Ask the children to sit upright, beautifully like a proud statue. They can sit on a chair or on the floor, cross legged, or kneeling. The back should be straight, but relaxed. We can only invite the bell when we are calm and peaceful, because the sound of the bell reflects our mind. We can only help others be peaceful when we are also graceful. So we recite this poem before we invite the bell:
Breathing-in: Body, speech and mind in perfect oneness.
Breathing-out: I send my heart along with the sound of the bell.
Breathing-in: May those who hear it awaken from forgetfulness.
Breathing-out: And overcome all anxiety and sorrow.
A more child-like version of the above poem is: I am really here, with my mind and body together. I am calm and happy and I want this sound of the bell to help others feel calm and happy.
Or: Breathing-in, I am calm, Breathing-out, I am smiling.
Ask the children to write their own poems for listening to and inviting the bell and then to really practice using them whenever they hear or invite the bell. They should breathe-in and out at least 3 times before picking up the bell to invite it.

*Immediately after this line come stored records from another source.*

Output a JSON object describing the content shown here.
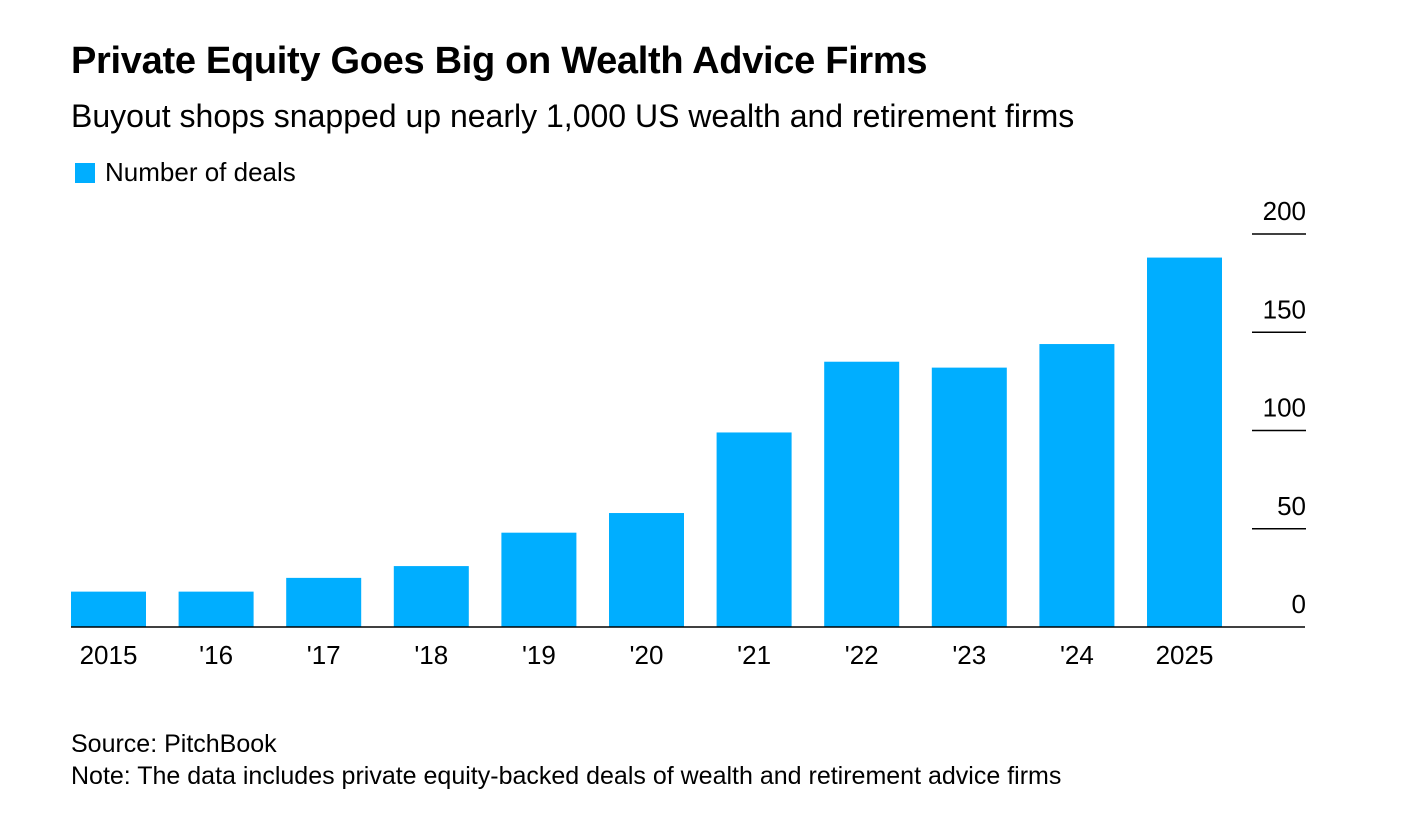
{
  "header": {
    "title": "Private Equity Goes Big on Wealth Advice Firms",
    "subtitle": "Buyout shops snapped up nearly 1,000 US wealth and retirement firms"
  },
  "footer": {
    "source": "Source: PitchBook",
    "note": "Note: The data includes private equity-backed deals of wealth and retirement advice firms"
  },
  "colors": {
    "bar": "#00aeff",
    "axis": "#000000",
    "text": "#000000"
  },
  "chart_data": {
    "type": "bar",
    "title": "Private Equity Goes Big on Wealth Advice Firms",
    "subtitle": "Buyout shops snapped up nearly 1,000 US wealth and retirement firms",
    "xlabel": "",
    "ylabel": "",
    "categories": [
      "2015",
      "'16",
      "'17",
      "'18",
      "'19",
      "'20",
      "'21",
      "'22",
      "'23",
      "'24",
      "2025"
    ],
    "series": [
      {
        "name": "Number of deals",
        "values": [
          18,
          18,
          25,
          31,
          48,
          58,
          99,
          135,
          132,
          144,
          188
        ]
      }
    ],
    "ylim": [
      0,
      200
    ],
    "yticks": [
      0,
      50,
      100,
      150,
      200
    ],
    "grid": false,
    "legend": "top-left",
    "y_axis_side": "right"
  }
}
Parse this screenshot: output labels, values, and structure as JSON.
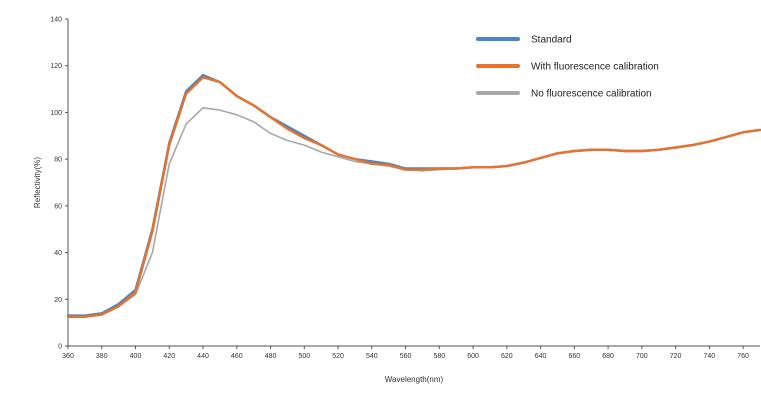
{
  "chart_data": {
    "type": "line",
    "title": "",
    "xlabel": "Wavelength(nm)",
    "ylabel": "Reflectivity(%)",
    "xlim": [
      360,
      770
    ],
    "ylim": [
      0,
      140
    ],
    "x_ticks": [
      360,
      380,
      400,
      420,
      440,
      460,
      480,
      500,
      520,
      540,
      560,
      580,
      600,
      620,
      640,
      660,
      680,
      700,
      720,
      740,
      760
    ],
    "y_ticks": [
      0,
      20,
      40,
      60,
      80,
      100,
      120,
      140
    ],
    "grid": false,
    "legend_position": "top-right",
    "x": [
      360,
      370,
      380,
      390,
      400,
      410,
      420,
      430,
      440,
      450,
      460,
      470,
      480,
      490,
      500,
      510,
      520,
      530,
      540,
      550,
      560,
      570,
      580,
      590,
      600,
      610,
      620,
      630,
      640,
      650,
      660,
      670,
      680,
      690,
      700,
      710,
      720,
      730,
      740,
      750,
      760,
      770
    ],
    "series": [
      {
        "name": "Standard",
        "color": "#4a86c4",
        "values": [
          13,
          13,
          14,
          18,
          24,
          50,
          87,
          109,
          116,
          113,
          107,
          103,
          98,
          94,
          90,
          86,
          82,
          80,
          79,
          78,
          76,
          76,
          76,
          76,
          76.5,
          76.5,
          77,
          78.5,
          80.5,
          82.5,
          83.5,
          84,
          84,
          83.5,
          83.5,
          84,
          85,
          86,
          87.5,
          89.5,
          91.5,
          92.5
        ]
      },
      {
        "name": "With fluorescence calibration",
        "color": "#e8722c",
        "values": [
          12.5,
          12.5,
          13.5,
          17,
          23,
          49,
          86,
          108,
          115,
          113,
          107,
          103,
          98,
          93,
          89,
          86,
          82,
          80,
          78,
          77.5,
          75.5,
          75.5,
          76,
          76,
          76.5,
          76.5,
          77,
          78.5,
          80.5,
          82.5,
          83.5,
          84,
          84,
          83.5,
          83.5,
          84,
          85,
          86,
          87.5,
          89.5,
          91.5,
          92.5
        ]
      },
      {
        "name": "No fluorescence calibration",
        "color": "#a8a8a8",
        "values": [
          13,
          13,
          14,
          17,
          22,
          40,
          78,
          95,
          102,
          101,
          99,
          96,
          91,
          88,
          86,
          83,
          81,
          79,
          78,
          77,
          75.5,
          75,
          75.5,
          76,
          76.5,
          76.5,
          77,
          78.5,
          80.5,
          82.5,
          83.5,
          84,
          84,
          83.5,
          83.5,
          84,
          85,
          86,
          87.5,
          89.5,
          91.5,
          92.5
        ]
      }
    ]
  }
}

Tell the children that we say “inviting the bell to sound” not “striking or hitting the bell” because it is a sound that can help many people and we always treat the bell with respect. Then we join our palms and bow to express our respect to the bell and also to show the unity of our mind and body. We pick the bell up and place it in the palm of one hand that remains flat, outstretched. With the other hand we pick up the inviter and wake up the bell. We breathe in and out once after the wake-up sound and before making a full sound of the bell. The full sound should be strong and clear. If we mistakenly invite the bell too softly, we can invite a stronger sound straight away. Then we enjoy three in- and out breaths. We place the bell down and bow. Invite all the children to try inviting the bell once.